The roots of ginseng Panax quinquefolius, angelica, wild yam Dioscorea spp., and black cohosh Cimicifuga racemosa, are all rich in these anti-inflammatory, pain easing steroidal saponins. 20-30 drops of tincture made from the fresh or dry roots of any of these herbs helps ease sore, painful joints. Synthesized steroidal drugs, unlike natural herbs, often have a negative impact on the immune system, and are known to stimulate osteoporosis.
Equal parts of black cohosh, wild yam, and St. John’s wort tinctures are highly recommended for relieving back ache (20 drops as needed).
Anti-inflammatory herbs are usually brimming with salicylates and/or steroids. They can also be nourishing, immune strengthening, bone building, and hormonal balancing. The buds, leaves, and bark of willow, birch, poplars, black haw, and wintergreen are all rich in salicylates, and so pain relieving and anti-inflammatory. Vinegar is an excellent menstrum for extracting the salicylates, one teaspoon being equal to one aspirin.
Sipping ginger syrup or applying a warm ginger (or its especially anti-inflammatory cousin, turmeric) poultice will help ease the pain and inflammation of arthritic joints. Sweat lodges, saunas, water baths, and steam baths, especially when using ginger, are all deeply penetrating and initiate healing energy.

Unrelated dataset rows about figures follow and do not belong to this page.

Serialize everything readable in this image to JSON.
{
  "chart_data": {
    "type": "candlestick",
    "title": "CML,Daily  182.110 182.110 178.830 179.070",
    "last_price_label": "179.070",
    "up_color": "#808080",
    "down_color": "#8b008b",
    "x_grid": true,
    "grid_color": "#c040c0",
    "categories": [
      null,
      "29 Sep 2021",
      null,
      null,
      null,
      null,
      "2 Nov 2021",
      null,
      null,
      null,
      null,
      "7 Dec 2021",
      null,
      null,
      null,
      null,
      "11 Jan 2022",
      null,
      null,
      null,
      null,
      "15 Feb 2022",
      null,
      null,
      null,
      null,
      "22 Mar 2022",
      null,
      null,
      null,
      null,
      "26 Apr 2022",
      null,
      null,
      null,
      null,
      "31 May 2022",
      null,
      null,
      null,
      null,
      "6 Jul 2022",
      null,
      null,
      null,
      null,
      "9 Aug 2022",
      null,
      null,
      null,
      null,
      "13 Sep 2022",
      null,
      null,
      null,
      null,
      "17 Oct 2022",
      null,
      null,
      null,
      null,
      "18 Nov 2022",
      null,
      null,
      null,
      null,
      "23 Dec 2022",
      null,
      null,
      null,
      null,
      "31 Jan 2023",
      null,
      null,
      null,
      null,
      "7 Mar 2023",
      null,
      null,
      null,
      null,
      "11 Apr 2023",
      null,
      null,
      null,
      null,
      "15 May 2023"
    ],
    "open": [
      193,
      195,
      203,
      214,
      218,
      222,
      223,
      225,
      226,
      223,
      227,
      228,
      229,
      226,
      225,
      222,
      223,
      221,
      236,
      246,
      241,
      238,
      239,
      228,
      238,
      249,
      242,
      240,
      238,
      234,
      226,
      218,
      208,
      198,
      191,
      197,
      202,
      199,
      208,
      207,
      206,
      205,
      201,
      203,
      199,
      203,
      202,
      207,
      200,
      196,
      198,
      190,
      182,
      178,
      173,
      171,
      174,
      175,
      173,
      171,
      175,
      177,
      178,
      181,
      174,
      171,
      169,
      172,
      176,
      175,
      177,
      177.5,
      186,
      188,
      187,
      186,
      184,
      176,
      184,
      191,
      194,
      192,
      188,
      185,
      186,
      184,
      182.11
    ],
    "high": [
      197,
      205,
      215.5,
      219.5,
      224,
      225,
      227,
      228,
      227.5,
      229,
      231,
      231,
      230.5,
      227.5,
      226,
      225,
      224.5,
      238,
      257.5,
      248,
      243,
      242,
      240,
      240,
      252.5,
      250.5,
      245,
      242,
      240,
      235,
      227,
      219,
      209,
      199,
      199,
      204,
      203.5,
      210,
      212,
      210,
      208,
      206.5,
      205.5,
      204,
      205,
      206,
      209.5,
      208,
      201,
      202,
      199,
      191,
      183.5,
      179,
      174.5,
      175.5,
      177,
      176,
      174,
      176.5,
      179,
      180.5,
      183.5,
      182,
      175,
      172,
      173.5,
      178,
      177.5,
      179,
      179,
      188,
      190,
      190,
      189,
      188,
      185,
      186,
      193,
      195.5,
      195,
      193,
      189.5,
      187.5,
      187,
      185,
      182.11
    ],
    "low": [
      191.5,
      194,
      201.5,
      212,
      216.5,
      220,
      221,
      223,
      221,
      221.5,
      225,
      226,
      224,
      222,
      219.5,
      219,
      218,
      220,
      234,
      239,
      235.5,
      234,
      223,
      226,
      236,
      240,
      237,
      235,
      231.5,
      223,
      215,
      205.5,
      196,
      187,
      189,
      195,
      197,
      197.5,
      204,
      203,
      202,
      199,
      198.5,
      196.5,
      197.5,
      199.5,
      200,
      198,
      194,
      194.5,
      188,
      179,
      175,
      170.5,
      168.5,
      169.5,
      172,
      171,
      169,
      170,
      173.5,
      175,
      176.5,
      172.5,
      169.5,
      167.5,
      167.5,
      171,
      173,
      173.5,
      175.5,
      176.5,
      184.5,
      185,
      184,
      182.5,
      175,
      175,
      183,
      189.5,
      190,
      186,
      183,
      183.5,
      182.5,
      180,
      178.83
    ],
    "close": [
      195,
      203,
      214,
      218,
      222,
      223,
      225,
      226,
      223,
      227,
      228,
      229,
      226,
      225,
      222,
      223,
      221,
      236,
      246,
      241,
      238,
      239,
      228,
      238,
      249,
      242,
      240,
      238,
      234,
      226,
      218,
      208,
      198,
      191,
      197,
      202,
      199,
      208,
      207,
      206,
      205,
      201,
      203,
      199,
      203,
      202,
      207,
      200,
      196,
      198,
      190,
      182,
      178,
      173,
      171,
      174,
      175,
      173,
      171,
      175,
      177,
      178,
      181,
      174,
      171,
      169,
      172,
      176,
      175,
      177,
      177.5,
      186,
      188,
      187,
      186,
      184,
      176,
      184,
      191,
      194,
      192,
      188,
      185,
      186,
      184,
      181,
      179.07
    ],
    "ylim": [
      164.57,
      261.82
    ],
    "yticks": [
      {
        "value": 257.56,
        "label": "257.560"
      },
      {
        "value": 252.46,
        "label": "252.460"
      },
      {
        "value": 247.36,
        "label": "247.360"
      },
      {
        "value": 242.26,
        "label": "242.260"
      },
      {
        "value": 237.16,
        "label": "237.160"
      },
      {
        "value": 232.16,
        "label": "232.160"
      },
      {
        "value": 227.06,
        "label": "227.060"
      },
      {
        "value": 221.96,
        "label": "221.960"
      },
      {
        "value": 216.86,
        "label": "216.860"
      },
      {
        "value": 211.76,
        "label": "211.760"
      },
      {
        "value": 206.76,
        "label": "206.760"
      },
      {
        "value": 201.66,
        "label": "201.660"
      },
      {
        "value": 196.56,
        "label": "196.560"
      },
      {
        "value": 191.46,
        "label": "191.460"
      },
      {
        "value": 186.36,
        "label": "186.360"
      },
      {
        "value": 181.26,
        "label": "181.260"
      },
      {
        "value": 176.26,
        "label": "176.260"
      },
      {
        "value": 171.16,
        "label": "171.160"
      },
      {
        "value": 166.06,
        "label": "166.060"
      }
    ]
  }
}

Relaxation therapies are vitally important to those who suffer chronic pain. Meditation, deep breathing exercises, and visualizations are all techniques that can be utilized for pain relief.
Gentle, low-impact exercise, such as walking, swimming and gardening, is also an important ally for those whose pains are chronic, because exercise releases feel-good, mood-enhancing, anesthetizing chemicals such as endorphins, and helps to keep our body limber, flexible, and pain free.